Opportunity and Pressure Risks for Fraud

Tuesday June 15, 2021 comments Tags: nonprofit, accounting, fraud, fraud risk, assessment, fraud triangle

Any accounting business and tax advice contained in this podcast is not intended as a thorough in depth analysis of specific issues. Nor is it a substitute for format information. Nor is it sufficient to avoid tax related penalties. If you have specific questions that you need advice for, be sure to schedule a strategy session and not solely rely on information in this podcast. All right, back to the episode. If your organization is wanting the link to the fraud risk assessment questions, check out the show notes. We will have a link for them there. 

Hey, it's Chyla Graham, you're here for another episode of The Nonprofit Ace Podcast. This season has all been about fraud risk assessments. So the fraud risk assessment is you and the board asking yourself, how could fraud occur? Where are we susceptible to it occurring? So you're not just asking that question. Quite frankly, like just like that you're thinking through, okay, how do we train our staff? You're thinking about who has access to our money. You're thinking through where is there incentive or opportunity for fraud to occur. 

This kicked off because season five, I did a whole set of episodes about crimes in the news and wanted to share those with you. And I have one that happened this year. So this is about a bookkeeper out in California. And one of the things when we talked through the early episodes of this season, I talked about the fraud risk assessment, the fraud triangle, and this is where the things overlay. 

It's about the opportunity to commit fraud, the pressure to commit fraud and the ability to rationalize. So I cannot speak to all of this person's rationalization. So we're going to talk about about opportunity and the pressure. All right. And we'll dive into some possible rationalizations. So opportunity occurs when there is a lack of controls. So those no one's stopping something from happening. There's a lack of segregation of duties again, there's no one to catch, hey, this thing went wrong, how do we stop it? and there's too much trust. 

So in this case, we have Janice Carlstrom, who is a bookkeeper and is charged with stealing more than a million dollars over the course of about five years. So we have, what's the opportunity, there's the bookkeeper, the bookkeeper is in a position of trust that this is one, she will issue checks. And so there is the opportunity, she had the opportunity to write checks. In this case, she was writing checks from her employers account, paying off personal credit cards, car loans, paying her son's loans. So what this means is there is no checks and balance, there is no one to say hi, I will actually sign those checks. So that instead of the bookkeeper just saying Okay, I will write the checks, and you can sign it, they have the ability to go ahead and complete that process. 

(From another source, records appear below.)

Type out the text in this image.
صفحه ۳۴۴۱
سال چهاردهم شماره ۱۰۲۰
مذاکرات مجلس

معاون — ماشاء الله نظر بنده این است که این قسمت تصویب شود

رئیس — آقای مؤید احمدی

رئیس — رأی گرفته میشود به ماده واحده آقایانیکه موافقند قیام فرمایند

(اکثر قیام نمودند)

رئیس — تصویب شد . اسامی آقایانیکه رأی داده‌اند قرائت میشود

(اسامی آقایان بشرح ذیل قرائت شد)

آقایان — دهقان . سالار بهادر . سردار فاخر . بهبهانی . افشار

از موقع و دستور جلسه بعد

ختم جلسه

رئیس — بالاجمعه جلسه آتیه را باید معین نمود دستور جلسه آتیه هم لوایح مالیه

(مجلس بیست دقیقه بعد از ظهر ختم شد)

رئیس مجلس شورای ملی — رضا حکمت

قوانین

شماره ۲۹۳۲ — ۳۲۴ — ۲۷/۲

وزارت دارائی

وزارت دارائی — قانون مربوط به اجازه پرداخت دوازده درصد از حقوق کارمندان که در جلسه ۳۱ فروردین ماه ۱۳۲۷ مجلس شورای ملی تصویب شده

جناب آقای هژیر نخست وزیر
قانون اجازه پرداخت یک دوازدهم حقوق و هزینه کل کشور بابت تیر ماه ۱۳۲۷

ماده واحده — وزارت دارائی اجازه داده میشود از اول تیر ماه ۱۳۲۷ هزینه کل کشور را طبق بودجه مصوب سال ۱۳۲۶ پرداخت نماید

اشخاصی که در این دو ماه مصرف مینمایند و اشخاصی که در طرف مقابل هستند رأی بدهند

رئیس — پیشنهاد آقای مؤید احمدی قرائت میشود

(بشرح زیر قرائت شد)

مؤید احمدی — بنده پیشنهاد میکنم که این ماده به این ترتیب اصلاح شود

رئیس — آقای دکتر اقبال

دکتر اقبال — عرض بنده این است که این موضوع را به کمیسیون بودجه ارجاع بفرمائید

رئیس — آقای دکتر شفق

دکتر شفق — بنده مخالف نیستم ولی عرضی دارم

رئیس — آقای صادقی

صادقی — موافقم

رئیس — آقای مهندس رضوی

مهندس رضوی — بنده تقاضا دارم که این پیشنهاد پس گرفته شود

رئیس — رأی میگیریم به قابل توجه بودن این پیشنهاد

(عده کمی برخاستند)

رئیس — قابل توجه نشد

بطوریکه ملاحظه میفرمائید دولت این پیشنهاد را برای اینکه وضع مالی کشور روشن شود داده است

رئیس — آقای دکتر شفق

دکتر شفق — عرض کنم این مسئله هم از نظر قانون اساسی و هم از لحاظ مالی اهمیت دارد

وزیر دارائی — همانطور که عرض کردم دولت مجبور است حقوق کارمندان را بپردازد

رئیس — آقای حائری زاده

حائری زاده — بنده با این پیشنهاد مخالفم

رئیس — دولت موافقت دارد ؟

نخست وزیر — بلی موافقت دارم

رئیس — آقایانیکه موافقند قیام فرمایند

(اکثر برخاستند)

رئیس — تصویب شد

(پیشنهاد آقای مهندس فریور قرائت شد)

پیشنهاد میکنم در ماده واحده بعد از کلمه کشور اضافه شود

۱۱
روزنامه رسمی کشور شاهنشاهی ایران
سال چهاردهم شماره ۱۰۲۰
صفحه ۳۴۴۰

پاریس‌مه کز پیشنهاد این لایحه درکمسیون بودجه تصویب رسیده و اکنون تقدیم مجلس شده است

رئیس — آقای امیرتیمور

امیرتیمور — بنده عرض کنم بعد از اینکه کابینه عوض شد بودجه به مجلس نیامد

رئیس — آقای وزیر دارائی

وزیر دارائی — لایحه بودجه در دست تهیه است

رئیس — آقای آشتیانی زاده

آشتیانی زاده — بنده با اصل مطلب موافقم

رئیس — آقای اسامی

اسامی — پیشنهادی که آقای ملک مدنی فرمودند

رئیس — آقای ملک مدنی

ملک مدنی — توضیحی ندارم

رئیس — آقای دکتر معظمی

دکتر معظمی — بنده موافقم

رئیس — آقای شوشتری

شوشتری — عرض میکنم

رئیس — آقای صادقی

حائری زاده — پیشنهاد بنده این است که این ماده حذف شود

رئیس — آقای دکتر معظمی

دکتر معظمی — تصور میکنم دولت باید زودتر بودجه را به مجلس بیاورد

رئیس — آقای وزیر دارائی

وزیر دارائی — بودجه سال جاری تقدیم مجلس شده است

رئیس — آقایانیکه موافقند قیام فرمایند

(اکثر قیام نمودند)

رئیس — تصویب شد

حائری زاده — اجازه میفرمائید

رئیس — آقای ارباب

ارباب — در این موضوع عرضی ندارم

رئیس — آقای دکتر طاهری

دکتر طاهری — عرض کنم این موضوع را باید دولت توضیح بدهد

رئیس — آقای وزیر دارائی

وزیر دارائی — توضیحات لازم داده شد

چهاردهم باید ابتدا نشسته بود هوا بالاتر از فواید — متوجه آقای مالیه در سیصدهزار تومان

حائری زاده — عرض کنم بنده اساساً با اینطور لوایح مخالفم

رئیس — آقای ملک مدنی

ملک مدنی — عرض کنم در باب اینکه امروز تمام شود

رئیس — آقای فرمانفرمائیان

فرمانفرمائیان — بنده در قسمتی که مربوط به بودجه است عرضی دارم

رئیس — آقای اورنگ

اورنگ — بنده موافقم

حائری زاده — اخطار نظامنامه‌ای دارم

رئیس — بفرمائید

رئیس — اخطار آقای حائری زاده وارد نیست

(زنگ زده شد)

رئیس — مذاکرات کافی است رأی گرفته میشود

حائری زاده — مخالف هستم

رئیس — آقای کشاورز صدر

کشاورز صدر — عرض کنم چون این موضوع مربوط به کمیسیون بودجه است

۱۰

So there was no segregation of duties. So think through that for your organization. Who is going to sign that check once it gets approved, or at least have a threshold. So if he's paying off personal credit cards, what does that look like? Another way this could have been stopped is by the bank reconciliation. I want to encourage you in your bank reconciliation process that someone reviews the bank reconciliation process, as they're reviewing for what checks have cleared, look at who those checks are written out to. You don't have to look at every single check. But do a quick scan to say, Hey, that looks weird. If your bank is giving you the check images, you can look at those really quick and just say, Do those names seem reasonable? If I google that name, what comes up?

This is a way that that opportunity would have been stopped because they were sent appropriate segregation of duties and internal controls. Now the pressure, as you hear, she's paying off personal credit cards, home loan, as well as her sons. This is someone who might be at the office talking about the hardship that their son is experiencing. Oh my gosh, he's out of work. He can't help me. She's at retirement age. You don't have to retire because you are at a retirement age. But is there a reason why she is? Is she working because she needs the money, which is another indication of our entire Retirement System. Is she working because she needs the cash to live or is she working because she loves her job?

There's some people will just enjoy the work that they're doing, she's also stealing money. So there could be another level to her enjoyment. But really think about, alright, we have people here who are working here because they cannot leave for financial reasons. I can't take the time to train a person, I have to do it, are they putting those types of barriers up? So those would be the opportunities that you might see the pressure, like I was saying was, she has this debt? So are there obligations that they have that they cannot step away from, they have to continue to pay that are going to incentivize? And then the piece that we don't know for sure, but we might want to think about for your organization, if you see someone who's in one of these places, they're older, and they have to work because they have obligations that need to be met. 

They also have a lot of trust, and you never check their work to see hey, did this get done right? Who does that check right now to think about if they have reason to rationalize for this person? Was she there? How much is she making? If she has been there her entire career or most of her career, you might think okay, she should be making a decent amount of money. Decent is relative, but she's out in California. Should she be making 70,000? What is the going rate per area? Is she being paid appropriately for that work? What other duties was she expected to do? So is she being paid as a bookkeeper, but she's also closing out deals. So, what other additional duties are outside of the scope of her title is she actually performing that's going to make her say they owe me this money. 

Also think she could have been a person who said, I'm actually gonna pay this back. I just needed to get through this hard period. And it's evolved, it turned instead of it just being a month or two, it's five years. And so think about people who need loans, wanted advances and have access to your actual cash and see if they are in a position where they could have rationalized saying how I'm gonna pay it back when I get my next check. So that's it. 

I heard about this episode because of the Scam Goddess Podcast. So of course, I'm gonna put a link to their episode, because I found it to be quite funny. But definitely check out your organization and as you complete your fraud risk assessment, take the emotion out of what you feel for  your contractors, what you feel for employees, even if it's us here at CNRG, really take the time to assess do they have access to too many things? So being sure to safeguard yourself, safeguard your resources and protect the reputation of the people that work with you. Alright, then have a good one. This has been another episode of The Nonprofit Ace Podcast. Until next season. Thanks for listening to another episode of The Nonprofit Ace Podcast.